Long-term global change impacts on grasslands
Global changes are complex in nature: they involve many factors that occur simultaneously, but usually studied in isolation. Beginning in 1998, the Jasper Ridge Global Change Experiment at Stanford University has been altering four aspects of global change—temperature, precipitation, atmospheric composition (carbon dioxide concentration), and atmospheric deposition (nitrogen pollution)—both independently and in combination for a typical California grassland. This grassland ecosystem is ideal for experiments because it has many species, even small plots express a wide range of ecosystem processes, and the short lifetime of most species means that an experiment can encompass many generations of the most important organisms.

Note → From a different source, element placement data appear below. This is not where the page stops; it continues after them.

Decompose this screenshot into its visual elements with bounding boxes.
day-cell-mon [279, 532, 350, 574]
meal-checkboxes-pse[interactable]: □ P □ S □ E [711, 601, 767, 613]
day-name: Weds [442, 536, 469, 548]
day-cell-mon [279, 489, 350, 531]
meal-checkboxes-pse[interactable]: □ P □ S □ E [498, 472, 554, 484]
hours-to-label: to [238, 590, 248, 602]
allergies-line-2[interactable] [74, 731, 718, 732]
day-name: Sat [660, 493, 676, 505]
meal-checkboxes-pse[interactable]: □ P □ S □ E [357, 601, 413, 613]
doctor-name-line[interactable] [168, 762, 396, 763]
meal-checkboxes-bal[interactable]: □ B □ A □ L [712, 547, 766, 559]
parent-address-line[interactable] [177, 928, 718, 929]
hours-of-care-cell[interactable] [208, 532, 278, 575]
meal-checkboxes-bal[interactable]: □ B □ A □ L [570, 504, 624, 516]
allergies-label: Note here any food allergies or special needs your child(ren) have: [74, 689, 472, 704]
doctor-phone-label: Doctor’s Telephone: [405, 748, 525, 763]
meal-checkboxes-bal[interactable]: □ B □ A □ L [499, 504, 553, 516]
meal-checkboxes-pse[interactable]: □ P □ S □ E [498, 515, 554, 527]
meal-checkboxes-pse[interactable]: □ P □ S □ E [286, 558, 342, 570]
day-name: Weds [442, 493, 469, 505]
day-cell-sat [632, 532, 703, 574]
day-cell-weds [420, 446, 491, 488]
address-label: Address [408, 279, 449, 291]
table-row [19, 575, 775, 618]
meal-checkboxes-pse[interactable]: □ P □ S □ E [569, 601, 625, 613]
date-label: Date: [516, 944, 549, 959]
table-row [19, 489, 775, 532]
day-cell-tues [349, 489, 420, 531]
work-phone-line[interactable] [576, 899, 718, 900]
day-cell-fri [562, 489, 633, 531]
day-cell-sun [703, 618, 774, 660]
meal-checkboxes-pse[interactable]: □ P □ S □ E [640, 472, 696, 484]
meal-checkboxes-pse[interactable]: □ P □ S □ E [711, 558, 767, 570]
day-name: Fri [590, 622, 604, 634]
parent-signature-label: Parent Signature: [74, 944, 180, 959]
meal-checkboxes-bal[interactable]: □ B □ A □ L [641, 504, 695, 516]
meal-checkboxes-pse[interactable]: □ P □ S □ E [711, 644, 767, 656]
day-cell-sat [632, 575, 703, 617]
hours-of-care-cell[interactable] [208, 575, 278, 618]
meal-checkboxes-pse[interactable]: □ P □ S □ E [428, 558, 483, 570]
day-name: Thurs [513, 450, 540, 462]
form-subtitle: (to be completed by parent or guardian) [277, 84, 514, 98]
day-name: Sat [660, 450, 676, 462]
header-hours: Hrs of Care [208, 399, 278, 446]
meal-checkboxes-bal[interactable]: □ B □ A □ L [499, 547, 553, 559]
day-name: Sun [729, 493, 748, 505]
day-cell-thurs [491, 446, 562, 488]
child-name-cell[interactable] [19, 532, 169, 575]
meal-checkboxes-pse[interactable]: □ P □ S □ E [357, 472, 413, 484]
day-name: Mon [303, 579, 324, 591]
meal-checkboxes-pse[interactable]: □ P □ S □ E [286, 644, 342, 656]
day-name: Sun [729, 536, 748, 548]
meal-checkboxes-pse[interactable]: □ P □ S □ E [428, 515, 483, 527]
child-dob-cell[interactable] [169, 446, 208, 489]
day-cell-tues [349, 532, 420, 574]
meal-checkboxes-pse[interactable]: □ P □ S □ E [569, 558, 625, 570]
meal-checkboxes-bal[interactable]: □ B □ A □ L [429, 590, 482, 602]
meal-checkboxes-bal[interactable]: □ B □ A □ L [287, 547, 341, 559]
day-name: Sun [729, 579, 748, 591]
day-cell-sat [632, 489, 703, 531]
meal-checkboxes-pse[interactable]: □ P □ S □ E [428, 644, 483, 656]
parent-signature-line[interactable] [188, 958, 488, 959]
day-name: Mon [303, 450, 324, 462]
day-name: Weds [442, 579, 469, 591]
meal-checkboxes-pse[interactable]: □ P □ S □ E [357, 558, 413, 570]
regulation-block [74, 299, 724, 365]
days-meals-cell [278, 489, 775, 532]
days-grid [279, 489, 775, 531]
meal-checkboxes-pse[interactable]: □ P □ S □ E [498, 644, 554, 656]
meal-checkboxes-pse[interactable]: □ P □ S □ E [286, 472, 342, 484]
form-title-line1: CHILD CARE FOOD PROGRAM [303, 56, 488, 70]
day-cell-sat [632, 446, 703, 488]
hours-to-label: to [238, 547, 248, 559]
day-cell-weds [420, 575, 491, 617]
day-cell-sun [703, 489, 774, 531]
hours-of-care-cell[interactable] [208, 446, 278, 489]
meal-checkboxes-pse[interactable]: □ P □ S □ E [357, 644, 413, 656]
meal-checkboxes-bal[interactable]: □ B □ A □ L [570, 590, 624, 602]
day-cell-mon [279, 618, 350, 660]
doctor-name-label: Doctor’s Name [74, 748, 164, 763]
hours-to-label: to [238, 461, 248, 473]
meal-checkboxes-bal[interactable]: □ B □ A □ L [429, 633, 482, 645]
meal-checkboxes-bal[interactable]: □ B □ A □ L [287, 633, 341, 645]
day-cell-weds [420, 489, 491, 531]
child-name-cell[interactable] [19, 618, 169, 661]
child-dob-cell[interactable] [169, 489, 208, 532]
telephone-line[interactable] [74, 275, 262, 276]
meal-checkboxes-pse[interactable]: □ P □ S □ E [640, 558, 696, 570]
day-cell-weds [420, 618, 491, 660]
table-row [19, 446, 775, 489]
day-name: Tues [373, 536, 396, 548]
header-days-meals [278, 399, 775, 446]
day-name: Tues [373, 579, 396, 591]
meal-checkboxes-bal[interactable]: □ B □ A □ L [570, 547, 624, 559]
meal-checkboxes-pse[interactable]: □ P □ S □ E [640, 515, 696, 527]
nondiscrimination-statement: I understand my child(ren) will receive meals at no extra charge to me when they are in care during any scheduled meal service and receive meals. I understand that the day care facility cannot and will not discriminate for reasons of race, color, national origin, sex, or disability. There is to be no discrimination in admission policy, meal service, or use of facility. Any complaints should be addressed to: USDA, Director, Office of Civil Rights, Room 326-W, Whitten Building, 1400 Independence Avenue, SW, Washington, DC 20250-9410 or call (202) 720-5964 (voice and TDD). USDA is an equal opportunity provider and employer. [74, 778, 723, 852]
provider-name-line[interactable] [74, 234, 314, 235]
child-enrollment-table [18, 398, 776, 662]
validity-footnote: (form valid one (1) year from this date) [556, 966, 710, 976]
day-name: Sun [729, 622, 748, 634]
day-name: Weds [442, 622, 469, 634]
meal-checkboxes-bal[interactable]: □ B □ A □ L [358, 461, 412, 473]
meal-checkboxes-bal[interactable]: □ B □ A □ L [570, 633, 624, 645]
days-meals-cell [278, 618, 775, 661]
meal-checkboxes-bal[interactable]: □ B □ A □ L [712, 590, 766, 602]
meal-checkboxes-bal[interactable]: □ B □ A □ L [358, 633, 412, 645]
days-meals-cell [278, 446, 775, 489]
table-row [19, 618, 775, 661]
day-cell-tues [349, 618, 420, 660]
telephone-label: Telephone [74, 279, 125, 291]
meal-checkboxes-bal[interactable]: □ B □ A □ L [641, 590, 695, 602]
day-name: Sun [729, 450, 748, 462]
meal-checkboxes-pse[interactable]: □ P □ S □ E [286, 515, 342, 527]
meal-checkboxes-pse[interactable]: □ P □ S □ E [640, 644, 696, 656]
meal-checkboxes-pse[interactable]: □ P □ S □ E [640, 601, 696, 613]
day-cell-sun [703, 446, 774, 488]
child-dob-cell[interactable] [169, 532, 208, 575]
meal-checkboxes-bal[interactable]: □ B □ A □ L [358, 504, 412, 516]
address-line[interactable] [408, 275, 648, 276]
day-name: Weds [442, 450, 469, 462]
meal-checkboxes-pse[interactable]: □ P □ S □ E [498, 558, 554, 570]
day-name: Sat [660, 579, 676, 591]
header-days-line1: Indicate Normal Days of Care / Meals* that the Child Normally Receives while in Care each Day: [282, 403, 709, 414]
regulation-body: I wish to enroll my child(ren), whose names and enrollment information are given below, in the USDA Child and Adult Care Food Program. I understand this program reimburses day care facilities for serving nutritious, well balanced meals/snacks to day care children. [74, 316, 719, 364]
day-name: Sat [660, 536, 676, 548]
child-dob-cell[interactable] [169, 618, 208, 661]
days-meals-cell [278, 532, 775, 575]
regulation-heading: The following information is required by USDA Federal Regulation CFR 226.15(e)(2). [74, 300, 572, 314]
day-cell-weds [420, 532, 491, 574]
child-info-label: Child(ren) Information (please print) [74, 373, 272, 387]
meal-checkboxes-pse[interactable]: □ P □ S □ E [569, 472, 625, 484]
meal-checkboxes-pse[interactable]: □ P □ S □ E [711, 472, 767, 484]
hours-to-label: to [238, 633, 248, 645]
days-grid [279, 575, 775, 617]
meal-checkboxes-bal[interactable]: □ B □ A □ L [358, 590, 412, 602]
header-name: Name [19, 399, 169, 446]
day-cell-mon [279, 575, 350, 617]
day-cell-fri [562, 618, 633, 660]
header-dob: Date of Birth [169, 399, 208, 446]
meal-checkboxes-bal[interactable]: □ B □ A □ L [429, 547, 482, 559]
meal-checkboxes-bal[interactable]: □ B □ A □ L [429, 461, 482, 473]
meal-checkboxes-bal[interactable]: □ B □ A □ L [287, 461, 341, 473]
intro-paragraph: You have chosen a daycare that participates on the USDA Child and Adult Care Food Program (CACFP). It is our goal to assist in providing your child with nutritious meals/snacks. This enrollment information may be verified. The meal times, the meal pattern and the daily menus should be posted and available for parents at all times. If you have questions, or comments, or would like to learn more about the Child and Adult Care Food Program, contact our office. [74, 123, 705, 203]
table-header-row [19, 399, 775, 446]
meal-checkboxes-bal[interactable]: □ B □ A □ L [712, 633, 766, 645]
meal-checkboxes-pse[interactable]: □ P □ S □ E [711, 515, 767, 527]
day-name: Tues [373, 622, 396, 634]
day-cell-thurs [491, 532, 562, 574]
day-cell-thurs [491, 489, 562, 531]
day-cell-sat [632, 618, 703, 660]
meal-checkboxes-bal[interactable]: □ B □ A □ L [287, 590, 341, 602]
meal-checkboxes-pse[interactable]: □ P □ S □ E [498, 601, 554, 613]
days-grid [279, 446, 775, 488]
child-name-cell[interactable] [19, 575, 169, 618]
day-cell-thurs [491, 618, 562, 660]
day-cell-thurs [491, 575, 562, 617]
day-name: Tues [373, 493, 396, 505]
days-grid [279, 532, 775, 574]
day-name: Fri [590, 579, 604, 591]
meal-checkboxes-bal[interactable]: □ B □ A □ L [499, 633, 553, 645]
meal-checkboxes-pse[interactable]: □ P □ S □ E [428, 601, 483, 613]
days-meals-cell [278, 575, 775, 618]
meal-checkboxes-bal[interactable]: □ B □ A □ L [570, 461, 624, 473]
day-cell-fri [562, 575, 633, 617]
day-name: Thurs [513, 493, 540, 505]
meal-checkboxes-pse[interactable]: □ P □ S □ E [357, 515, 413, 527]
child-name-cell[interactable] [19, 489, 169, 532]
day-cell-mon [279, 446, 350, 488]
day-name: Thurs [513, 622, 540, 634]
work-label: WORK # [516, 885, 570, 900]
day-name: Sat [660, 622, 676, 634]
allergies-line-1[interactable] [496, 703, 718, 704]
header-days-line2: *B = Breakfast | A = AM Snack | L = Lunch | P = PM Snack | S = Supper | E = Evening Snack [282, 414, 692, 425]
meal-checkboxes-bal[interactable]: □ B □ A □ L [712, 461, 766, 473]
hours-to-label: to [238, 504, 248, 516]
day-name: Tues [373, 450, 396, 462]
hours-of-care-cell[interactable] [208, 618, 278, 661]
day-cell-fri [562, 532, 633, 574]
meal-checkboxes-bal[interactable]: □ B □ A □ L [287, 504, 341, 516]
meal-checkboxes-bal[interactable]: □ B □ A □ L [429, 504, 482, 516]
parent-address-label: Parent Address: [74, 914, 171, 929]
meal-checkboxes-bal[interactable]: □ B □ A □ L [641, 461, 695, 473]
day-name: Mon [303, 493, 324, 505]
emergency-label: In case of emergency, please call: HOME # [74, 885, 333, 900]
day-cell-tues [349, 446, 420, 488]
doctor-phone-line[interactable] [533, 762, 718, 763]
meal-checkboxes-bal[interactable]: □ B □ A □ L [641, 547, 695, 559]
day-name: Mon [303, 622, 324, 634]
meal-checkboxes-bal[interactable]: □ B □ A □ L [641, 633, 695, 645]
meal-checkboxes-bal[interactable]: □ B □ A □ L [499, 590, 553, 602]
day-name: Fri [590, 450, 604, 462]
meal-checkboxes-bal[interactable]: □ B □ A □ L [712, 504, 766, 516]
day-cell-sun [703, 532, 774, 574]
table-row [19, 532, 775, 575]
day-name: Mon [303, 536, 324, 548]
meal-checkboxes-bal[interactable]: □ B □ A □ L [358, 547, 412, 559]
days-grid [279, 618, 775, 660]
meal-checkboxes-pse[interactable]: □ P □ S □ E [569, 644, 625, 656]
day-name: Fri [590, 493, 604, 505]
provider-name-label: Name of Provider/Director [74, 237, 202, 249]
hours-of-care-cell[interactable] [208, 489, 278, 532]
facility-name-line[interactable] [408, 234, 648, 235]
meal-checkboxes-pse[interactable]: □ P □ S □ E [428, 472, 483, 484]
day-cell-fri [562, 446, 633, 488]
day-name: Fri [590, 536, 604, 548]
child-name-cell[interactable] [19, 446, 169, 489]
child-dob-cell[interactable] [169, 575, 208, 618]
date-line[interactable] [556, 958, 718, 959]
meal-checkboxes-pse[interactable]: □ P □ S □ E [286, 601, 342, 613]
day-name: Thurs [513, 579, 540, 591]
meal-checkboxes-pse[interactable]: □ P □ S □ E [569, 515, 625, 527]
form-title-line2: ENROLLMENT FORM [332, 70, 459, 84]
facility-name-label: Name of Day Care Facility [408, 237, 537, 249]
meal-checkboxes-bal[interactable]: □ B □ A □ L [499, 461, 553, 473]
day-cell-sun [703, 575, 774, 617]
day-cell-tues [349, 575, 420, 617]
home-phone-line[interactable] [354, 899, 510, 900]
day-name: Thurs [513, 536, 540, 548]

Combining 17 years’ direct observations and powerful models, we found that grassland production reached its maximum near present values of temperature and precipitation, with decreases at higher or lower values (nonlinear response); that effects of nitrogen addition were large, but effects of elevated carbon dioxide were subtle. These nonlinear results suggest that grassland production was finely tuned to average conditions, and could decrease if the future departures substantially from the long-term average climate. The finding also alarms that grassland ecosystems showed little tendency to sequester additional carbon in a changing climate, emphasizing the importance of reducing energy-systems emissions in tackling climate change (Zhu et al. 2016).